Born and raised in SoCal and bled Blue my whole life. Absolutely love baseball and absolutely love the Boys in Blue! I have a fascination with analyzing the statistics and trends that drive player performance, and I love following our minor league prospects as well! Active duty Air Force currently stationed in Central California! Follow me on Twitter @yarritsblake


  1. Can Kershaw get a better contract than he has? Doubtful. I think both he and the Dodgers should avoid the whole question and just sign an extension. If Kershaw wants to pitch somewhere else let him leave with our blessing. But paying him more to grow older, less effective and possibly with a bad back would not be smart( see Albert Pujols).

    1. Sure Kershaw can get a better contract. Wait until he opts out and watch the Yankees come knocking. The Yankees are pretty much the only team that can financially outbid the Dodgers if it turns into a bidding war. Like the Dodgers, the Yankees will also be under the luxury tax threshold this year so they’ll have the money. Plus everyone knows that the Yankees need another starter moving away from CC Sabathia next year. Finally, this Dodgers Front Office has shown time and time again their reluctance to sign any player to a long term, lucrative contract, Zack Greinke for example. This Front Office will set a price point. Kershaw will have to agree to that price or walk. The Front Office wouldn’t blink knowing that they have Walker Buehler and Julio Urias either try to replace Kershaw or put together a blockbuster trade for another Ace.

  2. It would be a hard on to swallow if Kersh left but at 40 per for a soon to be past his prime pitcher? Even though it’s not my money, that is just stupid. I truly hope he stays for what is, in today’s world, reasonable money for a pitcher of his caliber and says no to the other big offers sure to come. That would be a huuuuge gesture to the fans and his stature as one of the best Dodgers would grow by leaps and bounds. Now, if he goes to Texas, he will most likely retire without a ring and if he pulls a Greinke and goes to anyone else due to money, well, my respect for the guy would crumble as I expect would many others. At least Greinke had no attachment to any one team. Seriously though, how much money do you need?
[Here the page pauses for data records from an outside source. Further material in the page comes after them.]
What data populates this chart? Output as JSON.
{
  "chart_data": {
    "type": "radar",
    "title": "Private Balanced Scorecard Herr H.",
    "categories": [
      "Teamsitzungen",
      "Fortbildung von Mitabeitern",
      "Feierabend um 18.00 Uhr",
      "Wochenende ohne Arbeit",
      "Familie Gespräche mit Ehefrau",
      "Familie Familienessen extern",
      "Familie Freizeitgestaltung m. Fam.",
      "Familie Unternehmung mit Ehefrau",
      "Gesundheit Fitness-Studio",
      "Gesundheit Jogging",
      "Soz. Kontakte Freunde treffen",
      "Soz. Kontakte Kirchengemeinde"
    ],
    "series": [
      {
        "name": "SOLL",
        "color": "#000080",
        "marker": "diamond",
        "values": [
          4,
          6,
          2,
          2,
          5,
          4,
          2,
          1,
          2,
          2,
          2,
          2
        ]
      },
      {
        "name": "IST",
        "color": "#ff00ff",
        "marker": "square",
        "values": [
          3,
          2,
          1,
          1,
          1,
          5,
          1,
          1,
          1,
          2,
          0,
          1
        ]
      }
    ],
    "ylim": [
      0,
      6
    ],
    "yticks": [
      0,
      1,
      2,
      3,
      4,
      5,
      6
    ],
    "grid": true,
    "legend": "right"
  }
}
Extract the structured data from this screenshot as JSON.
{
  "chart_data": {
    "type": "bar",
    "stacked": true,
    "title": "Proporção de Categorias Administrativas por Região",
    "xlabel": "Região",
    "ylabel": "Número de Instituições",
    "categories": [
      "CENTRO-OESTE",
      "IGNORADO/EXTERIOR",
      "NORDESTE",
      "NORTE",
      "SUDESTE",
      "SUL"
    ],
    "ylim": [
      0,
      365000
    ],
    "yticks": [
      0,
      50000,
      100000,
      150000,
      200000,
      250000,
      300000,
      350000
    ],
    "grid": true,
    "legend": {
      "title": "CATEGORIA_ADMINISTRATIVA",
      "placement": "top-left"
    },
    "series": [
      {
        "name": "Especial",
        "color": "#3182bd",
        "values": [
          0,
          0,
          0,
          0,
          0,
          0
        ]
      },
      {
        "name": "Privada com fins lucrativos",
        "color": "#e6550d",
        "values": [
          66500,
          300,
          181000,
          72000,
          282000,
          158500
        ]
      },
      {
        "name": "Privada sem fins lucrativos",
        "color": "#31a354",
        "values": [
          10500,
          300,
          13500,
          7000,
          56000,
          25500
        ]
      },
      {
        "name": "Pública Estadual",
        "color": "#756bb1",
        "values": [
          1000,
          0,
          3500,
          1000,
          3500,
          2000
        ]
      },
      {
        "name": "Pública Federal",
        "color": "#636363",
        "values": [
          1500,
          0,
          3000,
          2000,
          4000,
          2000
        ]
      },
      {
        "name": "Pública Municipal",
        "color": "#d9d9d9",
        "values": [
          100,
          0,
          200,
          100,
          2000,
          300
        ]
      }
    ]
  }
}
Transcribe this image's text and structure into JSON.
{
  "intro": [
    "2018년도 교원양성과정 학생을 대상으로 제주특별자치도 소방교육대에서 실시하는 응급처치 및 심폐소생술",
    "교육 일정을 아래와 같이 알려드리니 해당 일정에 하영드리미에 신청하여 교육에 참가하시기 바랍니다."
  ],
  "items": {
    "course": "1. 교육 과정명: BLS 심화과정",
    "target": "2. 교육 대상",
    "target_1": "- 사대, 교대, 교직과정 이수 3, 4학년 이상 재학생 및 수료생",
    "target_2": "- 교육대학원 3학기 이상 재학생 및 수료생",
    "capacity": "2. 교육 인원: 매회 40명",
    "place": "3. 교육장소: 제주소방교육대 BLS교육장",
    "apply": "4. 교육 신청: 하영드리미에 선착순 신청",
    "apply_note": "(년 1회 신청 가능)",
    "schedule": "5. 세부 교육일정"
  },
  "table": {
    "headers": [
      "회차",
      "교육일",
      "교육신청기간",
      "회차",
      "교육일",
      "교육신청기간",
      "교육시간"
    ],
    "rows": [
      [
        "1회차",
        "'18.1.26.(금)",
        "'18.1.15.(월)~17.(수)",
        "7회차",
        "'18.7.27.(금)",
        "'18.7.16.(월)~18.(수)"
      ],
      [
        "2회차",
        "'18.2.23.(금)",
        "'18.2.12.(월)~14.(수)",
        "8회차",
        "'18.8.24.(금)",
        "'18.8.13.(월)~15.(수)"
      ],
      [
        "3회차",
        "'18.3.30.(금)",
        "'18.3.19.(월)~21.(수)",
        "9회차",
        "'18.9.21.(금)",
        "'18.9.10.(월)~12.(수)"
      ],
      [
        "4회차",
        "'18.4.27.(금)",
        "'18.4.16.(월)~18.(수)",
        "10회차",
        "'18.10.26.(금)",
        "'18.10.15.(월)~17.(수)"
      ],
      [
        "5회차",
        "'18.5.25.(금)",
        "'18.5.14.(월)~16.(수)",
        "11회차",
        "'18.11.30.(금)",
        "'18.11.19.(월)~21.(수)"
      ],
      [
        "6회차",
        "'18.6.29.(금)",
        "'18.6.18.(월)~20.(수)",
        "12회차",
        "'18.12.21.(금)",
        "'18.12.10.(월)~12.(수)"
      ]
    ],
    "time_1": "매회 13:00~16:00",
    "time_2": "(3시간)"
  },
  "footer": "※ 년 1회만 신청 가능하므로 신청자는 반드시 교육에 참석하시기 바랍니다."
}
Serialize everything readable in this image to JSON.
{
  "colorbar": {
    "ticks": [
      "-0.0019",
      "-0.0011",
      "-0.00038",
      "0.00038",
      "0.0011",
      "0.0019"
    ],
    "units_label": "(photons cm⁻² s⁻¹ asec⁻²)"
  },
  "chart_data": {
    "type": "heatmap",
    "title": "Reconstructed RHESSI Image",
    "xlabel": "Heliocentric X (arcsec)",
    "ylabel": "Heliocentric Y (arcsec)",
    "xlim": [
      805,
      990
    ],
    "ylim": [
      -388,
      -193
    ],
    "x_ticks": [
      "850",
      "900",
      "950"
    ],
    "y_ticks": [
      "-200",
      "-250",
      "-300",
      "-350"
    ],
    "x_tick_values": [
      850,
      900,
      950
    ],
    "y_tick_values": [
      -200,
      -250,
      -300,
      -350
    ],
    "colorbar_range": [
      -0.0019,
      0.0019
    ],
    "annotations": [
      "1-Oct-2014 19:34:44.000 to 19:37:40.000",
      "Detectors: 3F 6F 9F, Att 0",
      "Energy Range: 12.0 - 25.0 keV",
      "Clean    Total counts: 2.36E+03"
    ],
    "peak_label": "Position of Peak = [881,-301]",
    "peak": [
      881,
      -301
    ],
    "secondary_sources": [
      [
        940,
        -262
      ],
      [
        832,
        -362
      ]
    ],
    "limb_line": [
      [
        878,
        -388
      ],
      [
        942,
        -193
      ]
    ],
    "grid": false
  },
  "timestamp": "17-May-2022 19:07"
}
  3. An extension is the best option right now. But even if he were to opt out, I’d say give him a five year contract, at least. Kershaw, despite his health issues, should have at least three to four more years of sheer dominance. Of course, he’s expected to digress, but Clayton Kershaw is a warrior. He’s one of those Mussina, Clemens, Maddux, Schilling, Randy, Smoltz types. He is not going to let age turn him into a mediocre pitcher because he is one of the greatest competitors who ever lived, and he’ll give it his all to pitch 200 innings each year and keep his team in it, even if he has an ERA in the high 3.00s, low 4.00s. I say start out with at least a five year contract because we pay him what he’s worth for those 3 years or so of Kershaw (at about 35-40 million), and then slowly 25 million and 20 million for the last two years. We give him those last few years in his new contract to show our faith in him, and once that’s done, we resign him to a 10 million contract for his last couple of seasons. Arguably the greatest Dodger to ever put on the blue uniform should stay with this franchise for the remainder of his years, just like Sandy and Jackie. But of course, that’s just sentimentality. A four year contract is what I would realistically give him, still at 40 million, but after that, if Kershaw won’t accept, then good riddance (it pains me to say that, but being weighed down by such a horrible contract is the last thing anyone wants).